Meme bzw. Memes2 sind als humoristisch-satirisches Kulturphänomen ein Mittel der Gesellschaftskritik, das schon lange nicht mehr nur in den sozialen Netzwerken zum Einsatz kommt, sondern mediale Schwellen überschreitet und sich einen Weg in andere Sphären bahnt – so auch in den Film. Ein aktuelles Anschauungsbeispiel ist Adam McKays schwarzhumorige Komödie Don’t Look Up. Der erste Einsatz erfolgt bereits in den ersten Minuten. Während Kate Dibiasky, Doktorandin an der Michigan State University, im Büro einer Sternenwarte Himmelskörper observiert, ihre Laufbahnen berechnet und alles nach einer ‚normalen‘ Nachtschicht ausschaut, gibt das ‚Well Shit‘-Meme, welches bei der visuellen Abtastung einzelner Objekte des Büros fokussiert wird, einen ersten Hinweis darauf, worum es in den nachfolgenden Szenen gehen wird. Das Meme, eine Kombination aus Bild und Schrift, die durch die Verbindung ihre Referenzobjekte und -themen einen humoristischen Kommentar generiert, zeigt einen Astronauten, der auf dem Mond stehend auf die Zerstörung der Erde durch einen brennenden Kometen blickt.3 Die einzige Reaktion, die der Astronaut von sich geben kann – vollkommen handlungsunfähig und nüchtern – ist: ‚WELL … SHIT‘.

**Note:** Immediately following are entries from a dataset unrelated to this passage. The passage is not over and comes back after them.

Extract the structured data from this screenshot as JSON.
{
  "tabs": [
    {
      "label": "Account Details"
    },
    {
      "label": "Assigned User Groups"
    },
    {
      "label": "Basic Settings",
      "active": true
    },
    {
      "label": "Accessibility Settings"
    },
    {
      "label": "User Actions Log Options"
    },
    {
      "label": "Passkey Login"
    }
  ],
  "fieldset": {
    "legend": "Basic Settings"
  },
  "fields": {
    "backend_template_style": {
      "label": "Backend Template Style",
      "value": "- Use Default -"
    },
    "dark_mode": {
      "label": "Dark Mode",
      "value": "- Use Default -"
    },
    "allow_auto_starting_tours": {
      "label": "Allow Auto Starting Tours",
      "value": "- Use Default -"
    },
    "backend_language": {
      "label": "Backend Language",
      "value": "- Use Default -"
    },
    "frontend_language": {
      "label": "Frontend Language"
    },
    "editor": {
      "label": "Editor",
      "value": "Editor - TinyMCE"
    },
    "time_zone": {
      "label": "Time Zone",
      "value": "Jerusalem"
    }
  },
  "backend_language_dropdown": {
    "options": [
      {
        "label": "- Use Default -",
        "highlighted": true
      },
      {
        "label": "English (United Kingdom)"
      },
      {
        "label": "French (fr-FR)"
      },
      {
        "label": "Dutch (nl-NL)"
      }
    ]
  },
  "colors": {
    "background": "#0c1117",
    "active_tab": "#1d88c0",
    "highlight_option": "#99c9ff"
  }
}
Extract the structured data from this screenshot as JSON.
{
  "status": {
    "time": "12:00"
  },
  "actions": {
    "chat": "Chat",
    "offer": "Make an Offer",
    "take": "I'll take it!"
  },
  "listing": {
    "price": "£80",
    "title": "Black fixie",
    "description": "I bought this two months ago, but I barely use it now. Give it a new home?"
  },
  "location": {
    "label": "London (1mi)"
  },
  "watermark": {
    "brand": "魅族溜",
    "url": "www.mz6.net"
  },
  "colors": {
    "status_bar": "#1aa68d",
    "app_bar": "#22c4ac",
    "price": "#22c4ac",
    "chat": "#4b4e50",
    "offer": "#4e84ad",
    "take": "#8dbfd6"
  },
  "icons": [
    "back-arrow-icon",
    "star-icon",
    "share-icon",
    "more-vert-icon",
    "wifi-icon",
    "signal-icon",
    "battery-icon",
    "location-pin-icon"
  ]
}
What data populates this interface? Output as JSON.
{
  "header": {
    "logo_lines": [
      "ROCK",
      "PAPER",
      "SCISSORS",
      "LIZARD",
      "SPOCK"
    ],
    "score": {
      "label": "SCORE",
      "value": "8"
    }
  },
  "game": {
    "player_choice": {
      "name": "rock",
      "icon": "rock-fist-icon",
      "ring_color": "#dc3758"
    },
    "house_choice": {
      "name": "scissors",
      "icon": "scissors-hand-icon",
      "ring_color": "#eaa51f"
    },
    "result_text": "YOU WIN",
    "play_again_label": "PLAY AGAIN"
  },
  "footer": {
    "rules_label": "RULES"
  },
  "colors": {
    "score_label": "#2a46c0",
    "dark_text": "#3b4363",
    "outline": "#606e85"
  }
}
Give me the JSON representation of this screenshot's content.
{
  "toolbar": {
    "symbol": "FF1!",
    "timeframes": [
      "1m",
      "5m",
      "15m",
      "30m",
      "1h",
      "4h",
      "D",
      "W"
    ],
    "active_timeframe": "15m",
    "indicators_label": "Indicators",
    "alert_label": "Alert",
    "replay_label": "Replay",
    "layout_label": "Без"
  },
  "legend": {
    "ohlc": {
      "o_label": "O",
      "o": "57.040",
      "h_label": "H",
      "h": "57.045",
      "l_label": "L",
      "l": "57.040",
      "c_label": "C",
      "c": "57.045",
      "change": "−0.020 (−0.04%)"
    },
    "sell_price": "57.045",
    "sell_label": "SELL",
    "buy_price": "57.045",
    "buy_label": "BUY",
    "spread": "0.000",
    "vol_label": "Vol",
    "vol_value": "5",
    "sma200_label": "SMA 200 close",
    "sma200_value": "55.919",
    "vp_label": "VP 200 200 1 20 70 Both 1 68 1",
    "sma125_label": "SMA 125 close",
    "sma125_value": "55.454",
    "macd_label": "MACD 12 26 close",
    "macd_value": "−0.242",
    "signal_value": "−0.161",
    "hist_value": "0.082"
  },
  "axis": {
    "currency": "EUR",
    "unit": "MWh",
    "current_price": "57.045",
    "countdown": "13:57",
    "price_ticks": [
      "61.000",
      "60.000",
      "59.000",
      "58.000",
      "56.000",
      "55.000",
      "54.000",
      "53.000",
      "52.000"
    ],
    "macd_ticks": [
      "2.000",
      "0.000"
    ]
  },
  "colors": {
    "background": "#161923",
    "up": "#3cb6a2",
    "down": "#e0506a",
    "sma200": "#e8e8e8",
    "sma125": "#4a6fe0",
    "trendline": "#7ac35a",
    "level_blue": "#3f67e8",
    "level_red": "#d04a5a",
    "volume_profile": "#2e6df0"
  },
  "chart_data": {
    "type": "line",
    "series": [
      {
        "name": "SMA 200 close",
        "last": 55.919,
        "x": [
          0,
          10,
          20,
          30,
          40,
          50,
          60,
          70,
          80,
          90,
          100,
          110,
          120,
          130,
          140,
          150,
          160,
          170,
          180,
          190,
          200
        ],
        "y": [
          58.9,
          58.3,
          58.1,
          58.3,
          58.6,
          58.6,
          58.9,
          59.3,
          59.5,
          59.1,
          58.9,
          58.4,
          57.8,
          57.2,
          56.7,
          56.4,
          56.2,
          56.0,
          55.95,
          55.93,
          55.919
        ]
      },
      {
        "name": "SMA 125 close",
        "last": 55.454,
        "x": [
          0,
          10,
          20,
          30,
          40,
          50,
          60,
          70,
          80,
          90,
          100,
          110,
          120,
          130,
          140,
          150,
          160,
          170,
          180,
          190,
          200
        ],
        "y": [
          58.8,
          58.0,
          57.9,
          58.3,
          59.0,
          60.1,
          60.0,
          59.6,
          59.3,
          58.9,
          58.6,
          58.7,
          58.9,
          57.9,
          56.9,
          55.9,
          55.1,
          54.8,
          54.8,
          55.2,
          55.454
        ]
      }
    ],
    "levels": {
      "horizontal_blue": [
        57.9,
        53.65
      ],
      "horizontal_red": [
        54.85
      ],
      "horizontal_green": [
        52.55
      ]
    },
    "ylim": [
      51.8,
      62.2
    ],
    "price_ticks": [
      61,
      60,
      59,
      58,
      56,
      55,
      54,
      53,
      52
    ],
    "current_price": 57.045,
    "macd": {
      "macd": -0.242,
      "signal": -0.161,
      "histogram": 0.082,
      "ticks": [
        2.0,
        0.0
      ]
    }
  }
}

Handlungsunfähig und nüchtern können Doktorandin Kate Dibiasky und Dr. Mindy, Professor und Laborleiter, jedoch im weiteren Verlauf des Films nicht bleiben. Verzweifelt versuchen sie ihre erschreckende Beobachtung eines gefährlichen Kometen zu kommunizieren. Sachliche Beschreibungen der nahenden Katastrophe kommen nicht an. Wie beim ‚Well Shit‘-Meme bleibt die Reaktion der Gesprächspartner*innen reserviert und wird ins Lächerliche gezogen, da sonst der Wahlkampf der Präsidentin oder die Quoten der TV-Sendung unter den schlechten Nachrichten leiden könnten. Das ‚Well Shit‘-Meme adressiert durch seine humorvolle Nüchternheit einerseits die Machtlosigkeit und Handlungsunfähigkeit der Wissenschaftler*innen. Sie sehen die Bedrohung und können ein Signal senden, welches jedoch durch die Distanz (zur Erde bzw. zwischen Sender*innen und Empfänger*innen) nicht ankommen kann.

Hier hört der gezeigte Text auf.